Neurobiological heterogeneity in schizophrenia is poorly understood and confounds current analyses. We investigated neuroanatomical subtypes in a multi-institutional multi-ethnic cohort, using novel ...semi-supervised machine learning methods designed to discover patterns associated with disease rather than normal anatomical variation. Structural MRI and clinical measures in established schizophrenia (n = 307) and healthy controls (n = 364) were analysed across three sites of PHENOM (Psychosis Heterogeneity Evaluated via Dimensional Neuroimaging) consortium.
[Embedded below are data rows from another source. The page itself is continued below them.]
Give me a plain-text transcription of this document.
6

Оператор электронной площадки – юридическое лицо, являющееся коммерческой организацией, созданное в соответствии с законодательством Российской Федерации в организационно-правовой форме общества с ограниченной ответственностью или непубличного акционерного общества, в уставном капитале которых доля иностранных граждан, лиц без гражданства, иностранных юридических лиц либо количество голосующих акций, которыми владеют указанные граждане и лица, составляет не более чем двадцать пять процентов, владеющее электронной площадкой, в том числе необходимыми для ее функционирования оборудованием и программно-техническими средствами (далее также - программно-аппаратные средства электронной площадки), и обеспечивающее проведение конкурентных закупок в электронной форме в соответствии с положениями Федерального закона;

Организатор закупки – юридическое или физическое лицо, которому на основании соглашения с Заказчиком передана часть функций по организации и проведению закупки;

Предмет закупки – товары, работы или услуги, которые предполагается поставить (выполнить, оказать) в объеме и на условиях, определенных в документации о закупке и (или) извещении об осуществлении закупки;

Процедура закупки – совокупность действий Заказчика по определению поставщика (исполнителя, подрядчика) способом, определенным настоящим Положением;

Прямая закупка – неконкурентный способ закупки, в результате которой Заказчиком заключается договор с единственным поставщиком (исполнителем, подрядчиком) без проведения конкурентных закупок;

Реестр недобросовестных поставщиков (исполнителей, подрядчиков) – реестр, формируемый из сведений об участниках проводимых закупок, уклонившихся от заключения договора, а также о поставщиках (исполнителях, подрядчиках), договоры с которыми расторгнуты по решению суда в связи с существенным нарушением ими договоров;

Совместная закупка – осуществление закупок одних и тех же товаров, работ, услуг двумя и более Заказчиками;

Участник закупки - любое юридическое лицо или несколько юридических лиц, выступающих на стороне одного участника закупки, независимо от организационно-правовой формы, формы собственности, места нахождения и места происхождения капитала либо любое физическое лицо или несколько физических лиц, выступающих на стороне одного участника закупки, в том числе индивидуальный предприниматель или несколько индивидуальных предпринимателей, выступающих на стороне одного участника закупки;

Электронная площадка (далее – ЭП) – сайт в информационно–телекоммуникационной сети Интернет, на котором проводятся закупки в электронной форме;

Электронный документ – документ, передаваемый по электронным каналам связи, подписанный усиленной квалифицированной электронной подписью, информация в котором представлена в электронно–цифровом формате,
Regional volumetric measures of grey matter, white matter, and CSF were used to identify distinct and reproducible neuroanatomical subtypes of schizophrenia. Two distinct neuroanatomical subtypes were found. Subtype 1 showed widespread lower grey matter volumes, most prominent in thalamus, nucleus accumbens, medial temporal, medial prefrontal/frontal and insular cortices. Subtype 2 showed increased volume in the basal ganglia and internal capsule, and otherwise normal brain volumes. Grey matter volume correlated negatively with illness duration in Subtype 1 (r = -0.201, P = 0.016) but not in Subtype 2 (r = -0.045, P = 0.652), potentially indicating different underlying neuropathological processes. The subtypes did not differ in age (t = -1.603, df = 305, P = 0.109), sex (chi-square = 0.013, df = 1, P = 0.910), illness duration (t = -0.167, df = 277, P = 0.868), antipsychotic dose (t = -0.439, df = 210, P = 0.521), age of illness onset (t = -1.355, df = 277, P = 0.177), positive symptoms (t = 0.249, df = 289, P = 0.803), negative symptoms (t = 0.151, df = 289, P = 0.879), or antipsychotic type (chi-square = 6.670, df = 3, P = 0.083). Subtype 1 had lower educational attainment than Subtype 2 (chi-square = 6.389, df = 2, P = 0.041). In conclusion, we discovered two distinct and highly reproducible neuroanatomical subtypes. Subtype 1 displayed widespread volume reduction correlating with illness duration, and worse premorbid functioning. Subtype 2 had normal and stable anatomy, except for larger basal ganglia and internal capsule, not explained by antipsychotic dose. These subtypes challenge the notion that brain volume loss is a general feature of schizophrenia and suggest differential aetiologies. They can facilitate strategies for clinical trial enrichment and stratification, and precision diagnostics.